“How many?” asked Inyx.
“Who can say?” answered Nowless. “Even fair Julinne has trouble now and then with the seeing. She tells me of as many as a thousand within those walls.” Nowless cocked his head and gave a lopsided grin. “That’s about the right odds for doughty fighters such as we, don’t you think?”
“We’d better get started,” said Ducasien, “if we want to finish tonight. It’s been weeks and weeks since I had to kill more than twenty or thirty grey-clads in a single evening.”
Nowless let out a bellow of pure delight. “I knew there was a mite of humor lurking within you.” Nowless pointed out the salient features of the fortress. “We can’t expect to take on many of the troops. Rested they are and many too many for us. But there, that small shed. That’s the target for this night’s devilment.”
Inyx surveyed the layout of the fort and the shed Nowless indicated. “Animals of some sort there?” she asked.

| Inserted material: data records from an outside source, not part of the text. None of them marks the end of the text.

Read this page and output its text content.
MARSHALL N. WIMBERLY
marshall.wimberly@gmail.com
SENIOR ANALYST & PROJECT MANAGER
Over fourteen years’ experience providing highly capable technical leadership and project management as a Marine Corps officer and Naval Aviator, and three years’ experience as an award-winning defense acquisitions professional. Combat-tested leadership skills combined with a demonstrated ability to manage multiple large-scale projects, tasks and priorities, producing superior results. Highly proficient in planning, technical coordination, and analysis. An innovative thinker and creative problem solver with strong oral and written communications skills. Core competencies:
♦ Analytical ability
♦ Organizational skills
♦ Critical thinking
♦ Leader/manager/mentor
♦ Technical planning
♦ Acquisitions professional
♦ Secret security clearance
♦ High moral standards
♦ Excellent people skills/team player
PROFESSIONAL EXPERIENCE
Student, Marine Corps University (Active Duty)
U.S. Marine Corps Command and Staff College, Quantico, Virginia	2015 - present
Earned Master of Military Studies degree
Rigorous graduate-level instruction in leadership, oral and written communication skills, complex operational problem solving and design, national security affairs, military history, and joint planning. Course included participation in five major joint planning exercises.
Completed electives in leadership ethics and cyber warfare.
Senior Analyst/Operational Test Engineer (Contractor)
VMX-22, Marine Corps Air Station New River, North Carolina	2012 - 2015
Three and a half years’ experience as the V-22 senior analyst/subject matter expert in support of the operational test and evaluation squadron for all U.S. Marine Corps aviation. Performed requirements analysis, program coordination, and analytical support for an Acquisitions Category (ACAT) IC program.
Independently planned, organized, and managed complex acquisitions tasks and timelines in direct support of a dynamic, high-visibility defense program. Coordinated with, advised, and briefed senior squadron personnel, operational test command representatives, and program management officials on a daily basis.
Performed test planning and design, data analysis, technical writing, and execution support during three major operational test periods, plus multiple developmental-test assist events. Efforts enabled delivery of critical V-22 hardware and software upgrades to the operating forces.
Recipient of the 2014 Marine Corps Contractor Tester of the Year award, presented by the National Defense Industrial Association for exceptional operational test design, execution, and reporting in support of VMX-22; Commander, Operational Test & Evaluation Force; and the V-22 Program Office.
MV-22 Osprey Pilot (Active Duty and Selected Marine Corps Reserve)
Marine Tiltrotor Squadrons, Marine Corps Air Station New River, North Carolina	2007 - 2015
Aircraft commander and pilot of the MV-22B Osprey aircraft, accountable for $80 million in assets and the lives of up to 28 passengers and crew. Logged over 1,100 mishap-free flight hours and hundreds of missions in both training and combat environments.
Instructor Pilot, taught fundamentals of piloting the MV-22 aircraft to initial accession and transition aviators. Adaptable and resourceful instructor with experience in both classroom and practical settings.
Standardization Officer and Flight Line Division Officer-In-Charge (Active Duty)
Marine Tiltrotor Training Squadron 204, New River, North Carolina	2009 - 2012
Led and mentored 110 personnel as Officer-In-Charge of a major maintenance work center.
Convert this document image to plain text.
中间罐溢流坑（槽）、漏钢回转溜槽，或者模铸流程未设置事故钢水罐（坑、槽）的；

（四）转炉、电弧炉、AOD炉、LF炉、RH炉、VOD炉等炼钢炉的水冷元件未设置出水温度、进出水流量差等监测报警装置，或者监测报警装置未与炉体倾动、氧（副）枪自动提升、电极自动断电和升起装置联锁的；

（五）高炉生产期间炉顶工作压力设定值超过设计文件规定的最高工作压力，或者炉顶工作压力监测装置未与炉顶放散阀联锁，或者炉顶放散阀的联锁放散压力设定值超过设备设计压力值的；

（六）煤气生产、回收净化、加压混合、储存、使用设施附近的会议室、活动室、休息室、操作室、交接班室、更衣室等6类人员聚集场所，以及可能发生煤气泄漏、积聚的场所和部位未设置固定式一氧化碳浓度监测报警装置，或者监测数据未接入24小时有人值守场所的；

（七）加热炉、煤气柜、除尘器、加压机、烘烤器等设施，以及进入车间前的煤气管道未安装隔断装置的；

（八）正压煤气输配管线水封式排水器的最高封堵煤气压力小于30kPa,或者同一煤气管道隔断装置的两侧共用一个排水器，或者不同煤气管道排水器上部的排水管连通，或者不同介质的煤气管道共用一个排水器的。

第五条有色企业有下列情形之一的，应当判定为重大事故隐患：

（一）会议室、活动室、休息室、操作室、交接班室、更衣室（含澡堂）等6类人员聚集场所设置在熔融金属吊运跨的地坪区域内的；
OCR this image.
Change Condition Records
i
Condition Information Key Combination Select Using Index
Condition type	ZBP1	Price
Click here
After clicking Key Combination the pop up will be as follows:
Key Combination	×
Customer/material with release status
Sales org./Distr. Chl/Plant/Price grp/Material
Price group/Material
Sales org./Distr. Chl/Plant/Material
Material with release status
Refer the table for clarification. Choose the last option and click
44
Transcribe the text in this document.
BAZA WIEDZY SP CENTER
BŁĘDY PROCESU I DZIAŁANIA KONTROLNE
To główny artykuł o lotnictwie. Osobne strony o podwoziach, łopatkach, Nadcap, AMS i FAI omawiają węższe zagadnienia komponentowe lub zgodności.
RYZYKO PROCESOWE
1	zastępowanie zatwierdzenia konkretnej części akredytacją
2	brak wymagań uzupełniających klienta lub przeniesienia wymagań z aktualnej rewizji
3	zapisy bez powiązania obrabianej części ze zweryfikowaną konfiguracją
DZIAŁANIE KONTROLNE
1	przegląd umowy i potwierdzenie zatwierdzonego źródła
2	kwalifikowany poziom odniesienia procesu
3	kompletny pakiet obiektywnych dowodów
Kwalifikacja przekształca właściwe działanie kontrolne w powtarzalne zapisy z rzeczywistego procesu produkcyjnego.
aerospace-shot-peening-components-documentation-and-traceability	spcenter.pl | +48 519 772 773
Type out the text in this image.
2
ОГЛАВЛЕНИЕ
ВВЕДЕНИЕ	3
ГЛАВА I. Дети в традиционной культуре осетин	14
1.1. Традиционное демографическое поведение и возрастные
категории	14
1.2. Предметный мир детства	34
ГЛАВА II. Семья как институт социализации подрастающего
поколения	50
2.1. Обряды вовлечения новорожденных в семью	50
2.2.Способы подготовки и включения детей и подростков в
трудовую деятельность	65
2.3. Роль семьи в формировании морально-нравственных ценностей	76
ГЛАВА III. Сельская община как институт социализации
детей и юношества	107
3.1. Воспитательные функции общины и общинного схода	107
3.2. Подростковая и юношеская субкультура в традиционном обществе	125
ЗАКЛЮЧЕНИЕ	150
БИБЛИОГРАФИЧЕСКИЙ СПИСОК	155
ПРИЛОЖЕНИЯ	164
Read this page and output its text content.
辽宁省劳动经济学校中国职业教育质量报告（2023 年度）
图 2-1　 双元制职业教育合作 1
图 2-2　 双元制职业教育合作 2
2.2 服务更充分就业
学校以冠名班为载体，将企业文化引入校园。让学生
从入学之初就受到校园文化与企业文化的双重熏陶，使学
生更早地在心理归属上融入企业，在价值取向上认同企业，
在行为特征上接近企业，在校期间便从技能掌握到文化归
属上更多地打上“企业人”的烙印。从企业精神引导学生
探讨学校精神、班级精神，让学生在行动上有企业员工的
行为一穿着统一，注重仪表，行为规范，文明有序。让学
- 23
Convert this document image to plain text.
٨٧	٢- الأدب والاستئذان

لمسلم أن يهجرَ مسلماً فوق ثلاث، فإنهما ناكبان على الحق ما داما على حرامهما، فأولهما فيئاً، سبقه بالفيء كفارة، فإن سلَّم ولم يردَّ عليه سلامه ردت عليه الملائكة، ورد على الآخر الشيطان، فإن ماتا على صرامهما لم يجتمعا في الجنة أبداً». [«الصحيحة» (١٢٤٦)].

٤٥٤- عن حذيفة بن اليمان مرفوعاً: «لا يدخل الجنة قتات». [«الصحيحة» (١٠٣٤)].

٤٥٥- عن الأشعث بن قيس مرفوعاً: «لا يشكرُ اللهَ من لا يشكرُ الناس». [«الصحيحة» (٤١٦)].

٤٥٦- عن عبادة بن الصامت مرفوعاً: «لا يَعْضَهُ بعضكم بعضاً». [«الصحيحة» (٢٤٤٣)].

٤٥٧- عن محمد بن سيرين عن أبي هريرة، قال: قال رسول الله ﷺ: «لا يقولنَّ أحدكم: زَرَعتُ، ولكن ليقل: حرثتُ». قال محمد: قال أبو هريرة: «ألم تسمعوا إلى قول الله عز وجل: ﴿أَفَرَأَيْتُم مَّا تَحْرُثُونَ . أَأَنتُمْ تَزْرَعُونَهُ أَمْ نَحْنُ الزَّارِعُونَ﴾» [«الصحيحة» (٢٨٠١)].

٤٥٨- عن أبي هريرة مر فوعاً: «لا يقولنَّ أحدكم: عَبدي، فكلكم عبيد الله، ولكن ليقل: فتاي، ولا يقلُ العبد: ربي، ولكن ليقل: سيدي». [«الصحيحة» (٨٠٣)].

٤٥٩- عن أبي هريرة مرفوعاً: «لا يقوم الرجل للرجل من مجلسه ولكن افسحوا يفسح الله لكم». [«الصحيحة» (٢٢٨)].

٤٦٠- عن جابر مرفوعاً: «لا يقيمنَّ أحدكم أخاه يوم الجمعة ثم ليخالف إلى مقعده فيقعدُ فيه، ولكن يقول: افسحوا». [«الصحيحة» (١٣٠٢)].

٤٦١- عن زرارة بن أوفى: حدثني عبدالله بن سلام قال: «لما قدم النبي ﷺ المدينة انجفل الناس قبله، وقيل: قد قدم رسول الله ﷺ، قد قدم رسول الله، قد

“Enough horses to let us ride with the very wind,” said Nowless. “But while some of us try for the mounts, the rest of us will be doing what we can a’yonder.”
“The mess hall?”
“What better place to spend a fine spring evening?”
Julinne glided up and handed Nowless a small vial of colorless liquid. He tapped the sides of the glass. Bubbles formed and rose to the top of the stoppered tube.
“You’re going to poison them?” asked Ducasien, offended. “That’s no way to fight a battle!”
“Aye, then, go and kill your twenty. No, make it forty since I have other things to be doing. While you’re at it, lad, go on and slay all thousand of them because we’re not able to.”
“But the honor!” Ducasien protested. “This isn’t an honorable form of battle. You kill your enemy with sword or dagger, not poison him like some foul cur.”